How objective is your qc?
QC people have a special role in the development process. Part of this role is being involved in different activities throughout the entire development process. Starting from the time when requirements are gathered, when initial design is made, and until the end of each iteration, the QC people must observe and gather information about the system under development. This is crucial to the completeness and correctness of the QC activity. A QC Engineer can’t be expected to jump into the project just before the actual testing starts. She must be aware of the evolution of the requirements and the system itself (including the way it is designed and implemented) in order to create an effective test plan, and build correct tests.
However, at the same time, it is crucial to maintain the objectivity of the QC people. Since the QC engineer is so involved in the development process, it is easy to forget that if she will be too close to the developers, the result of the QC process might not reflect the real quality of the product.
If, for example, something in the requirements is vague, the QC engineer might be tempted to ask the developer for the “correct interpretation” of this issue. But, it is the QC engineer’s role to verify that the developer’s interpretation of the requirements is correct. How can she use the developer’s interpretation to build an objective test?
This is a simple example for what could happen when QC and developers are too close. Doing extensive testing based on what the developers gathered from the requirements, is bound to catch only coding errors. Logical errors in the functionality of the system are most likely to be left in the code under these circumstances.
The way to solve this conflict, is having great self discipline. QC people should be involved in the development, but they should think twice about whom are they talking to when having questions about the requirements of the product. The best person to ask such questions is the same person defining the requirements.

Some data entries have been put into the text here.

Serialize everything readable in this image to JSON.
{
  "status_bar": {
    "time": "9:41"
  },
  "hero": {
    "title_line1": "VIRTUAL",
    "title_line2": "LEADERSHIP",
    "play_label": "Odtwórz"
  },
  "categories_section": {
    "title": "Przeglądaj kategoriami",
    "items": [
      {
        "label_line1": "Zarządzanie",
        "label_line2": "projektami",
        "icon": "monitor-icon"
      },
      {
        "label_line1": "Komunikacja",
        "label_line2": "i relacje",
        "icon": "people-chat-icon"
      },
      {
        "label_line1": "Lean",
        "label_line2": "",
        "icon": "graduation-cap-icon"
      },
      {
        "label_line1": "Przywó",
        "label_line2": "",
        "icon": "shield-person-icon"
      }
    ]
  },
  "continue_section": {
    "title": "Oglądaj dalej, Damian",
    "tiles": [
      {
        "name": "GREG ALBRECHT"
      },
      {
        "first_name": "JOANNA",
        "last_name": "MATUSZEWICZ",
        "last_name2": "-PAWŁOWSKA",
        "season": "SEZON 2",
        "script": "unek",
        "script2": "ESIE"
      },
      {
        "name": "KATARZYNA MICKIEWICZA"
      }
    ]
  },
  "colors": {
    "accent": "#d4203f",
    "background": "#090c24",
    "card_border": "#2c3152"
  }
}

It is important to note that the QC people should not be completely isolated from the development team. The QC engineer could benefit a great deal from discussing the structure of the code and the design details with the developers. This kind of discussion might give her ideas for more test cases, for example. The difference between discussing the structure of the code and discussing the interpretation of the requirements is that verifying the latter is in fact the purpose of the QC process.